According to Ezeobi, the Act’s economic ripple effects extend beyond oil and gas sites. He stressed that by nurturing homegrown companies and creating thousands of direct and indirect jobs, the Act supports Nigeria’s broader developmental goals—alleviating poverty and stimulating local economies.
He pointed out that projects such as the NCDMB Conference Hotel and the Oloibiri Museum, which showcases Nigeria’s oil heritage, highlight how Nigerian content development also contributes to national infrastructure and heritage preservation, reinforcing the cultural and economic significance of the oil sector’s indigenisation.

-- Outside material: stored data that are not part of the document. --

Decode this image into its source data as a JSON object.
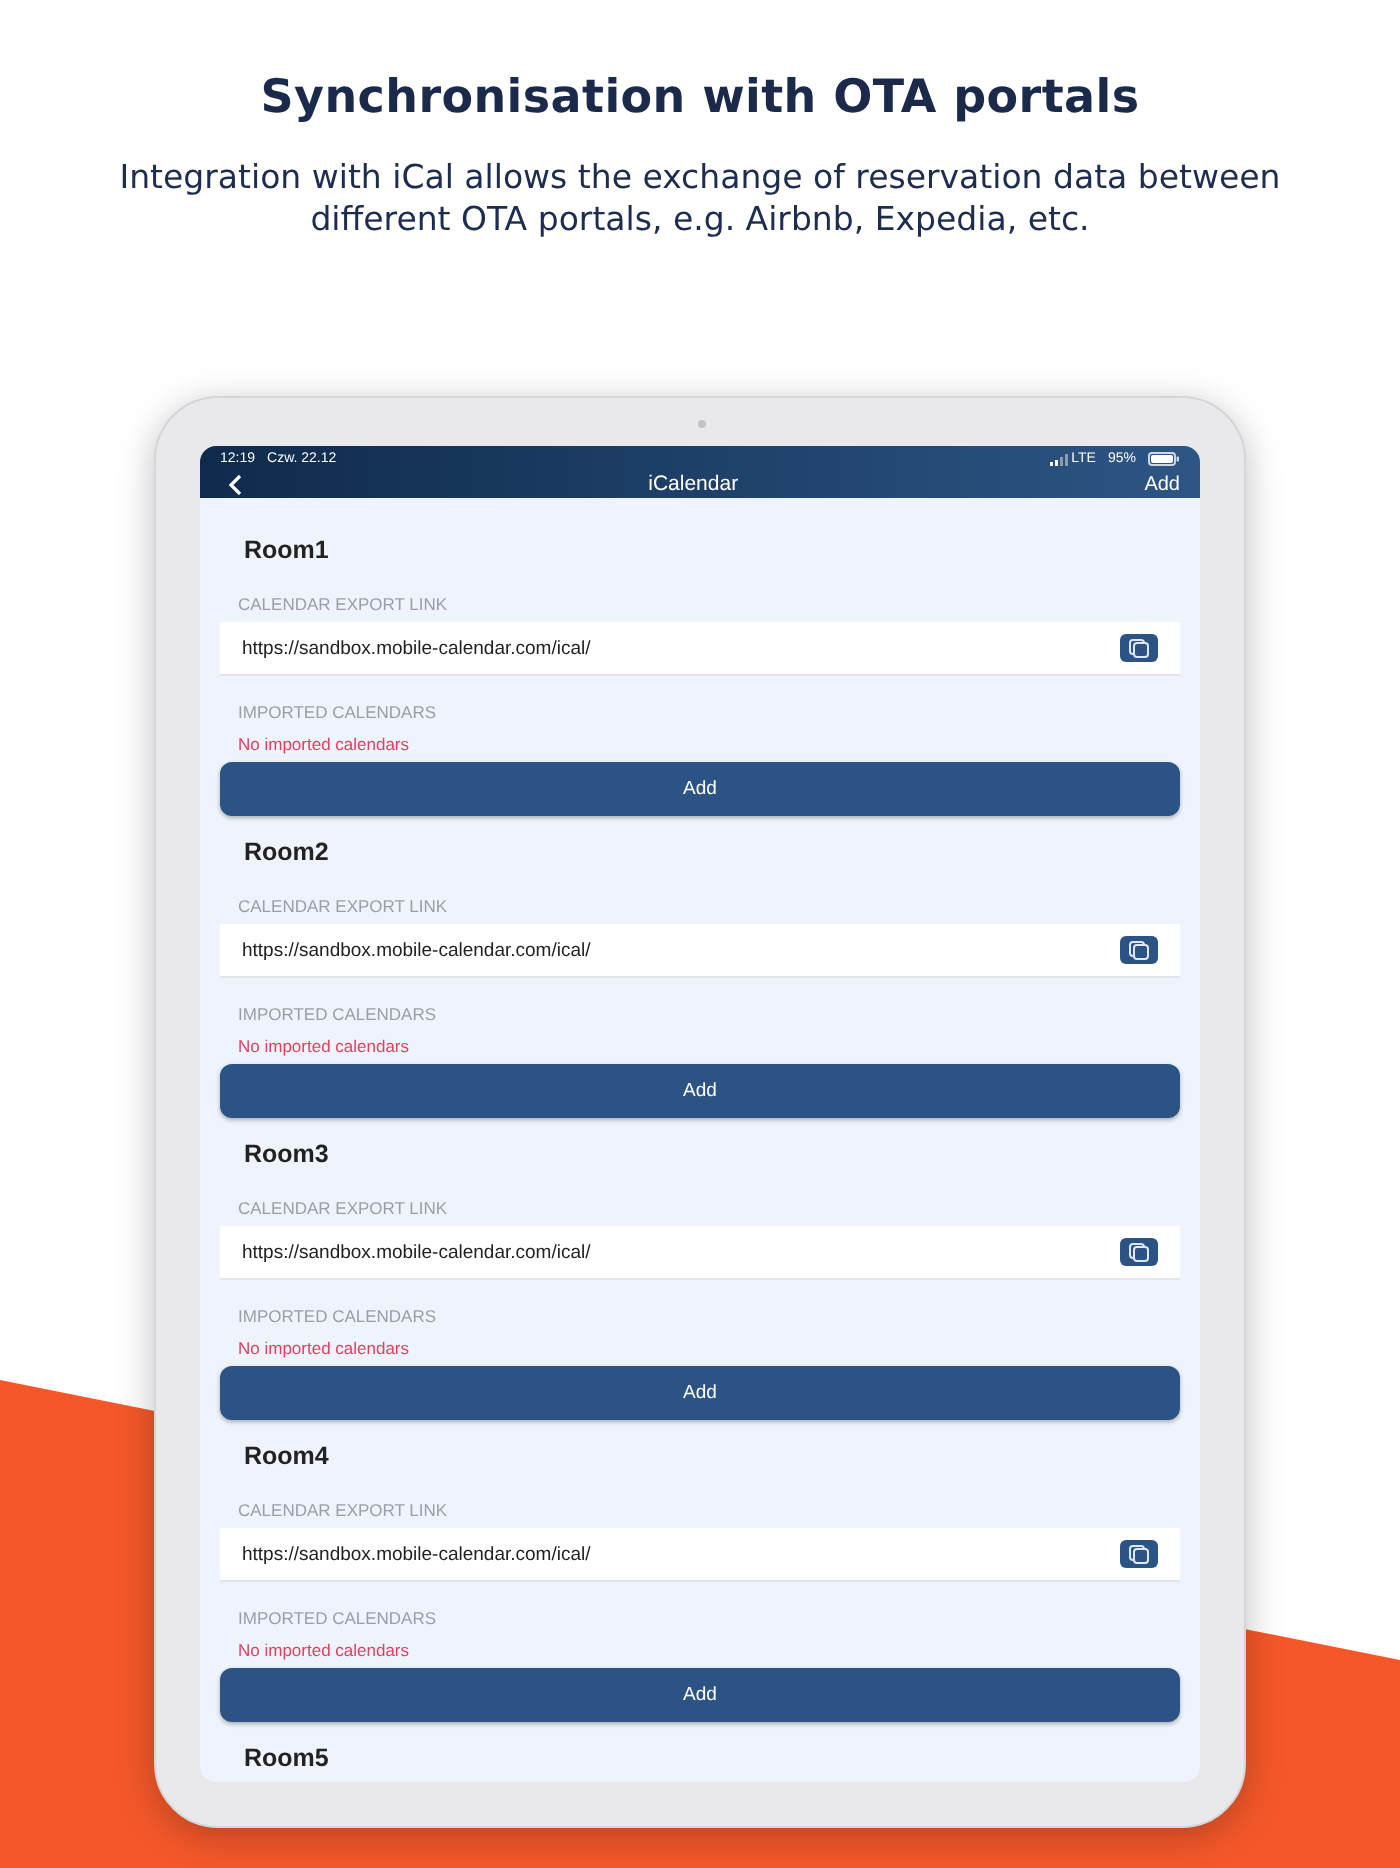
{
  "headline": "Synchronisation with OTA portals",
  "subheading": "Integration with iCal allows the exchange of reservation data between different OTA portals, e.g. Airbnb, Expedia, etc.",
  "status_bar": {
    "time": "12:19",
    "date": "Czw. 22.12",
    "network": "LTE",
    "battery": "95%"
  },
  "nav_bar": {
    "title": "iCalendar",
    "action": "Add"
  },
  "rooms": [
    {
      "name": "Room1",
      "export_label": "CALENDAR EXPORT LINK",
      "export_link": "https://sandbox.mobile-calendar.com/ical/",
      "imported_label": "IMPORTED CALENDARS",
      "imported_empty": "No imported calendars",
      "button": "Add"
    },
    {
      "name": "Room2",
      "export_label": "CALENDAR EXPORT LINK",
      "export_link": "https://sandbox.mobile-calendar.com/ical/",
      "imported_label": "IMPORTED CALENDARS",
      "imported_empty": "No imported calendars",
      "button": "Add"
    },
    {
      "name": "Room3",
      "export_label": "CALENDAR EXPORT LINK",
      "export_link": "https://sandbox.mobile-calendar.com/ical/",
      "imported_label": "IMPORTED CALENDARS",
      "imported_empty": "No imported calendars",
      "button": "Add"
    },
    {
      "name": "Room4",
      "export_label": "CALENDAR EXPORT LINK",
      "export_link": "https://sandbox.mobile-calendar.com/ical/",
      "imported_label": "IMPORTED CALENDARS",
      "imported_empty": "No imported calendars",
      "button": "Add"
    },
    {
      "name": "Room5"
    }
  ]
}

He further highlighted that financial incentives embedded in the Act, such as the Nigerian Content Development Fund, provide critical funding and capacity-building support for Nigerian enterprises striving to meet international standards—enhancing competitiveness and sustainability.
Olu Verheijen, Special Adviser to the President on Energy, emphasised that recent presidential directives have reinforced, not weakened, the objectives of the NOGICD Act:
“What the directives have done is to clarify the intent of the Nigerian Content Act—to ensure that we truly support and focus on building genuine capacity. The policy shift prioritises companies making real investments in infrastructure, human capital, and the employment of Nigerians.”
A senior official from the Nigerian Content Development and Monitoring Board (NCDMB) highlighted the growth in local participation and job creation:
“NCDMB has, since 2010, worked collaboratively with stakeholders to grow local content in the oil and gas sector to 56 percent as of February 2025.
“Over 50,000 jobs have been created, alongside the delivery of 13,000 training man-hours through capacity development programmes. Major projects like the $5 billion Nigeria LNG Train 7 are now being executed with 50 percent local content, employing over 8,300 Nigerians.”
At the recently held 2025 Nigeria Oil and Gas Conference, industry leaders praised NCDMB’s support for indigenous infrastructure development, citing projects such as the Otakikpo Crude Export Terminal as a milestone for Nigerian-owned facilities: “This terminal, with a $400 million initial investment, represents a breakthrough in boosting indigenous crude export capacity, with reduced costs and enhanced economic viability of marginal fields.”
Bukola Adubi, Chief Executive Officer of MicCom Cables and Wires Limited and an industry analyst, noted the evolving nature of the Act: “The NOGICD Act is a living policy framework that adapts as the sector grows, ensuring Nigerian companies are not only participants but innovators and leaders in the global oil and gas landscape.”
Despite its successes, the NOGICD Act faces implementation challenges, including occasional resistance from foreign operators, capacity gaps among Nigerian firms, and evolving market dynamics. However, the NCDMB continually updates guidelines, audits compliance, and expands support mechanisms to address these challenges.
The 2025 Nigeria Oil and Gas Conference reaffirmed the government’s commitment to strengthening Nigerian content policies. New initiatives focus on enhancing indigenous technological innovation, fostering digital transformation, and integrating sustainability into oil and gas operations—all aimed at solidifying Nigeria’s leadership in Africa’s energy sector while ensuring maximum local benefit.
As Nigeria navigates the challenges of energy transition and global competitiveness, the NOGICD Act remains a cornerstone for inclusive growth and national prosperity.
The Nigerian Oil and Gas Industry Content Development Act has proven to be a revolutionary policy tool, transforming Nigeria’s oil and gas sector from foreign dependence to indigenous empowerment. Through a robust legal framework, committed institutions, and measurable targets, it has dramatically increased Nigerian participation—empowering local companies, the workforce, and innovation to take charge of the country’s vast oil and gas resources.